Thanks to my lovely friend Angela over at Snarkerati, a blog about TV news, I heard of an alleged casting call from the makers of Glee, looking for some obese kids, with particular focus on finding an obese girl to play the “biggest, most intimidating girl ever”.
This breaks my heart. If it’s true, I’m really disappointed in the makers of Glee. This is a show that preaches tolerance and acceptance, with very pointed plot lines about body diversity and body image. One of my favourite moments was Amber Riley as Mercedes singing Christina Aguilera’s “Beautiful” after trying to diet her way to fit in to the Cheerios cheer squad.
As the behind the scenes interviews show above, it’s a message that the cast and crew consider important.
I mean the show is entirely about a group of misfit kids who are crapped on by the popular kids, and their teacher who through the medium of music, teaches them self acceptance and self esteem.
So what’s with the call for a fat girl to be the “biggest, most intimidating girl ever”? Couldn’t they use a TALL girl for that? Or is there a point to demonising fat kids?
Angela has posted on the topic herself at Snarkerati, you will find the post here.
As someone who is VERY tall (like 6 foot 2 tall) as well as fat be careful of demonizing the tall azs well i have never worn heels, been told i cant be dated because im not a real woman (since i am tall) called amazon and worse. be very careful whhere you start throwing around tall=mean.
And i think the image of fat=mean is better than fat=lazy, slovenly or unloveable.
No, it isn’t better at all. Any negative stereotypes are damaging.
And again, I wasn’t drawing the tall comparison to demonise tall people, but just to question why the producers are putting the big and mean = fat and mean when big can mean more than just fat.
Intimidation isn’t a body type, it’s an attitude. Having the “big mean girl” be taller and/or larger than the person she’s intimidating can be useful, but it isn’t necessary.
Demonizing “Fat” or demonizing “Tall”—neither is a good thing.
You miss my point KellyK – it’s not to suggest that tall people are inherently mean, but if you wish to use size to intimidate, it doesn’t have to be about fat. Tall is just another example. It is to question why the big mean girl defaults to mean fat mean girl.

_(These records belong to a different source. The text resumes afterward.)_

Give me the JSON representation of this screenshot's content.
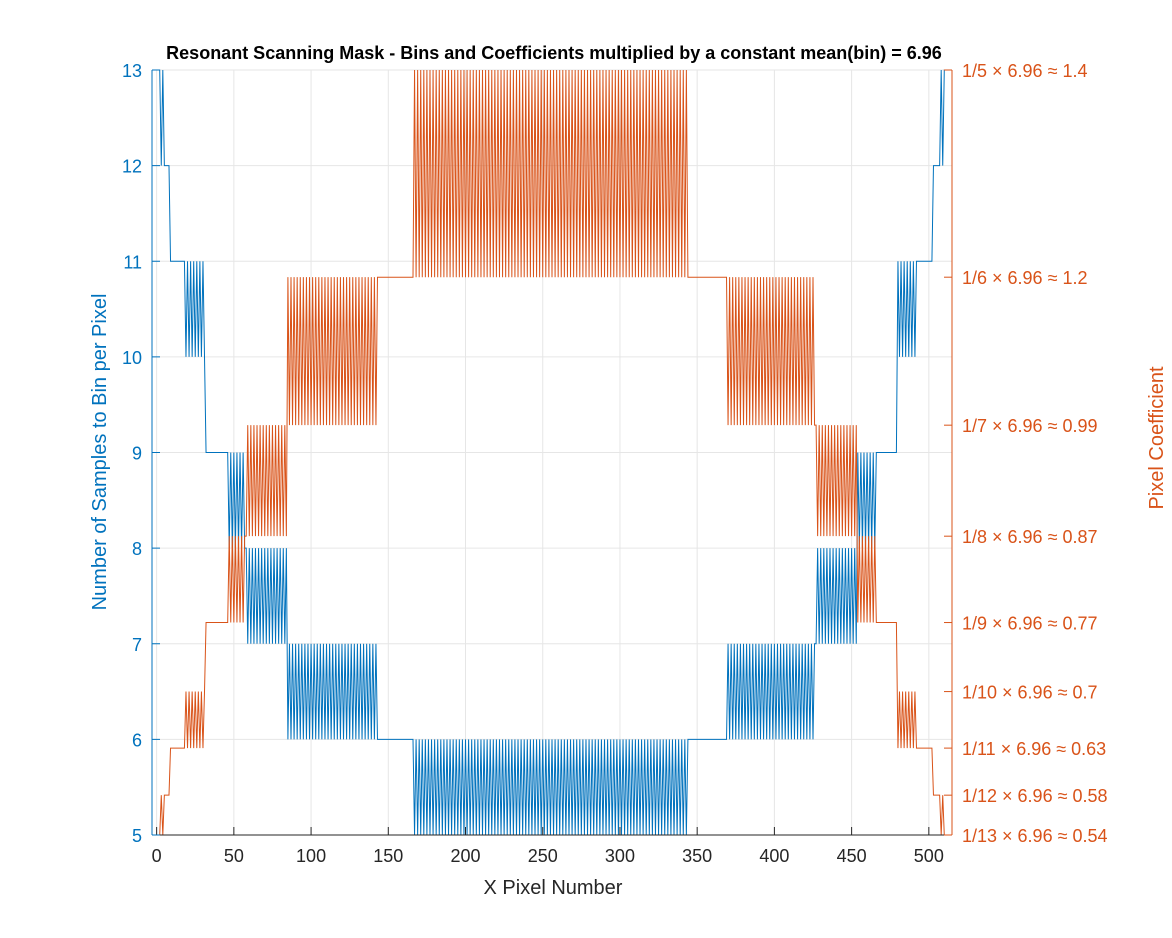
{
  "chart_data": {
    "type": "line",
    "title": "Resonant Scanning Mask - Bins and Coefficients multiplied by a constant mean(bin) = 6.96",
    "xlabel": "X Pixel Number",
    "ylabel_left": "Number of Samples to Bin per Pixel",
    "ylabel_right": "Pixel Coefficient",
    "xlim": [
      -3,
      515
    ],
    "ylim_left": [
      5,
      13
    ],
    "ylim_right": [
      0.5354,
      1.392
    ],
    "grid": true,
    "x_ticks": [
      "0",
      "50",
      "100",
      "150",
      "200",
      "250",
      "300",
      "350",
      "400",
      "450",
      "500"
    ],
    "x_tick_values": [
      0,
      50,
      100,
      150,
      200,
      250,
      300,
      350,
      400,
      450,
      500
    ],
    "y_left_ticks": [
      "5",
      "6",
      "7",
      "8",
      "9",
      "10",
      "11",
      "12",
      "13"
    ],
    "y_left_tick_values": [
      5,
      6,
      7,
      8,
      9,
      10,
      11,
      12,
      13
    ],
    "y_right_ticks": [
      "1/5 × 6.96 ≈ 1.4",
      "1/6 × 6.96 ≈ 1.2",
      "1/7 × 6.96 ≈ 0.99",
      "1/8 × 6.96 ≈ 0.87",
      "1/9 × 6.96 ≈ 0.77",
      "1/10 × 6.96 ≈ 0.7",
      "1/11 × 6.96 ≈ 0.63",
      "1/12 × 6.96 ≈ 0.58",
      "1/13 × 6.96 ≈ 0.54"
    ],
    "y_right_tick_values": [
      1.392,
      1.16,
      0.9943,
      0.87,
      0.7733,
      0.696,
      0.6327,
      0.58,
      0.5354
    ],
    "series": [
      {
        "name": "bins",
        "axis": "left",
        "color": "#0072BD",
        "x_range": [
          0,
          511
        ],
        "description_segments": [
          {
            "x": [
              0,
              2
            ],
            "level": 13
          },
          {
            "x": [
              2,
              5
            ],
            "alt": [
              12,
              13
            ]
          },
          {
            "x": [
              5,
              9
            ],
            "level": 12
          },
          {
            "x": [
              9,
              19
            ],
            "level": 11
          },
          {
            "x": [
              19,
              32
            ],
            "alt": [
              10,
              11
            ]
          },
          {
            "x": [
              32,
              46
            ],
            "level": 9
          },
          {
            "x": [
              46,
              58
            ],
            "alt": [
              8,
              9
            ]
          },
          {
            "x": [
              58,
              85
            ],
            "alt": [
              7,
              8
            ]
          },
          {
            "x": [
              85,
              143
            ],
            "alt": [
              6,
              7
            ]
          },
          {
            "x": [
              143,
              167
            ],
            "level": 6
          },
          {
            "x": [
              167,
              345
            ],
            "alt": [
              5,
              6
            ]
          },
          {
            "x": [
              345,
              369
            ],
            "level": 6
          },
          {
            "x": [
              369,
              427
            ],
            "alt": [
              6,
              7
            ]
          },
          {
            "x": [
              427,
              454
            ],
            "alt": [
              7,
              8
            ]
          },
          {
            "x": [
              454,
              466
            ],
            "alt": [
              8,
              9
            ]
          },
          {
            "x": [
              466,
              480
            ],
            "level": 9
          },
          {
            "x": [
              480,
              493
            ],
            "alt": [
              10,
              11
            ]
          },
          {
            "x": [
              493,
              503
            ],
            "level": 11
          },
          {
            "x": [
              503,
              507
            ],
            "level": 12
          },
          {
            "x": [
              507,
              510
            ],
            "alt": [
              12,
              13
            ]
          },
          {
            "x": [
              510,
              511
            ],
            "level": 13
          }
        ]
      },
      {
        "name": "coefficients",
        "axis": "right",
        "color": "#D95319",
        "formula": "6.96 / bins"
      }
    ],
    "colors": {
      "left_axis": "#0072BD",
      "right_axis": "#D95319",
      "grid": "#e6e6e6",
      "axis": "#262626"
    }
  }
}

Is it about the perception that fat is a choice, but tall isn’t?
Bullies come in all shapes and sizes. Using your size to physically intimidate someone smaller is one of many different bullying methods. I don’t think we get to have it both ways – more fat bodies on television that go beyond ‘sidekick’ and ‘buffoon’ but confined to wonderful, size-positive characters that we can cheer for. Given Glee’s track record of promoting diversity and challenging stereotypes, I’m more than willing to reserve judgment until I’ve actually seen what they do with the character. In the meantime, II see nothing inherently offensive from the casting call alone.
That’ts what I’m hoping as well Christine, but I am very worried that they’ll go down a different route. They have already got some questionable moments with fat/ugly girls throughout the series (I’m thinking of the Twilight fans in the Gaga episode – many of them were portrayed as fat/ugly and that’s not the only example) and I just hope they don’t go down that route even further.